In der SPD-Zeitung Vorwaerts wurde Lars Klingbeil (MdB) zu Netzpolitik interviewt, der neuerdings Berichterstatter für neue Medien in der SPD-Bundestagsfraktion ist. Dabei fordert er geradezu revolutionäres, wo man sich fragt, ob das auch tatsächlich die Meinung der SPD-Bundestagsfraktion ist oder nur seine persönliche: „Das Netzsperren-Gesetz muss weg!“
Derzeit ist unklar ob das Netzsperren Gesetz in Kraft tritt oder nicht.

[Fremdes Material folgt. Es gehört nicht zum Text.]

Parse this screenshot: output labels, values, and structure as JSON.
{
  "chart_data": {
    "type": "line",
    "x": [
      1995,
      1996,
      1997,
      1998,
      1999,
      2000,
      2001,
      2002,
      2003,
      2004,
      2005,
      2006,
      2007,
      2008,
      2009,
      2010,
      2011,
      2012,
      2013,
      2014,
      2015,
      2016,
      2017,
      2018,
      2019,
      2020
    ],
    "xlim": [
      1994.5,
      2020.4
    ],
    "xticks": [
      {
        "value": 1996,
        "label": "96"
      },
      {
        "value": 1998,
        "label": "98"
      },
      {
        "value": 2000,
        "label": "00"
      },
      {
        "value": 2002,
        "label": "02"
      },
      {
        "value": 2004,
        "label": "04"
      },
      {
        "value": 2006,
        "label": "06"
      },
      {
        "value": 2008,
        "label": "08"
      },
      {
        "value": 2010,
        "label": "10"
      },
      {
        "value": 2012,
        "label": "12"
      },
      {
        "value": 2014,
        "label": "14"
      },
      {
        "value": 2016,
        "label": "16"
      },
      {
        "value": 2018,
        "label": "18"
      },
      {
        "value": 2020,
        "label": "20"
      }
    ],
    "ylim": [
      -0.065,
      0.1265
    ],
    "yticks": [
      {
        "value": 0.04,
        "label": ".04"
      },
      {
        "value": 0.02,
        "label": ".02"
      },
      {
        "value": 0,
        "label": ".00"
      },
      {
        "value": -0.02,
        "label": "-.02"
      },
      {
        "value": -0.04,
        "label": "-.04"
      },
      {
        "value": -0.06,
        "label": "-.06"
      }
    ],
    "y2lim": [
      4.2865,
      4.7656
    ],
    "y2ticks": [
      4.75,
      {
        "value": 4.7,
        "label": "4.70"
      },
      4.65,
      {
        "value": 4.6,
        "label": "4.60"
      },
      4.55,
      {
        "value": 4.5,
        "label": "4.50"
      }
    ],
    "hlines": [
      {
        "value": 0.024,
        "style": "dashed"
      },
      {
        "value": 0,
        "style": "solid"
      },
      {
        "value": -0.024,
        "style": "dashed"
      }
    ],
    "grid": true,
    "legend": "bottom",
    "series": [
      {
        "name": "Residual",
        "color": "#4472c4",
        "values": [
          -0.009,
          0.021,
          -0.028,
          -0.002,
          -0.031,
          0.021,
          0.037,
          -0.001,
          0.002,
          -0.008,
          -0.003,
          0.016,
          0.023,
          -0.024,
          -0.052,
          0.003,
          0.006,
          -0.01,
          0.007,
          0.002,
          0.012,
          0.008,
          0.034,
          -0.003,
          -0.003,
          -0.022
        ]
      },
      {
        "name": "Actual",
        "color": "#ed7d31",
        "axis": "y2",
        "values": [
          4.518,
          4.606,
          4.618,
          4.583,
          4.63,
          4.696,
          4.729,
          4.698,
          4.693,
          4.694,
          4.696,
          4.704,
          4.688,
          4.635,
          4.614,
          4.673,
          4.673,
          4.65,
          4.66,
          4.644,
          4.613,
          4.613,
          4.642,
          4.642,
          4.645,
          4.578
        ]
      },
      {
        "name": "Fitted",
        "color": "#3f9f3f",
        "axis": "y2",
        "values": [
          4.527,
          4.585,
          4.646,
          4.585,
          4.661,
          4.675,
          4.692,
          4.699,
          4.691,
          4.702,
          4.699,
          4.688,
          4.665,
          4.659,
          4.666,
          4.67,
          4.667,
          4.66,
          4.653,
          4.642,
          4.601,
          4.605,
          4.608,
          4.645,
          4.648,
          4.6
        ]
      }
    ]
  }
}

Was raten Sie der neuen Regierung?
Das Gesetz muss weg. Ganz klar. Ich habe das Gefühl die geplante Aussetzung des Gesetzes für ein Jahr dient vor allem der Gesichtswahrung der Koalitionäre. Ich rate der Regierung jetzt einen entschlossenen
Schritt zu gehen und die Idee der Netzsperren dauerhaft zu beerdigen.

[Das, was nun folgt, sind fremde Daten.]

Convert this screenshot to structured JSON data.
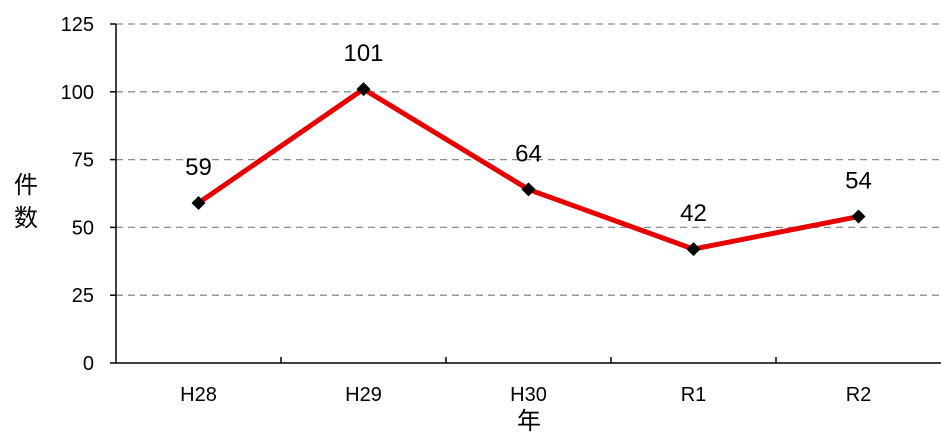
{
  "chart_data": {
    "type": "line",
    "categories": [
      "H28",
      "H29",
      "H30",
      "R1",
      "R2"
    ],
    "series": [
      {
        "values": [
          59,
          101,
          64,
          42,
          54
        ],
        "color": "#e60000"
      }
    ],
    "data_labels": [
      "59",
      "101",
      "64",
      "42",
      "54"
    ],
    "ylim": [
      0,
      125
    ],
    "yticks": [
      0,
      25,
      50,
      75,
      100,
      125
    ],
    "ytick_labels": [
      "0",
      "25",
      "50",
      "75",
      "100",
      "125"
    ],
    "ylabel": "件数",
    "xlabel": "年",
    "grid": "horizontal-dashed",
    "marker": "diamond",
    "marker_color": "#000000",
    "legend": "none"
  }
}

Das ist ja mal eine tolle Idee. Immerhin wurde dieses Gesetz nur Realität, weil die SPD-Bundestagsfraktion vor einem halben Jahr fast geschlossen dafür gestimmt hat. Zugute halten kann man Lars Klingbeil, dass er da nicht dabei war. Er ist neu im Bundestag. Aber im Themenfeld Netzpolitik war die Zustimmung zum Gesetz genau der schwarze Fleck in der früheren Geschichte der Partei, der ihre Glaubwürdigkeit für Jahre in Frage stellt.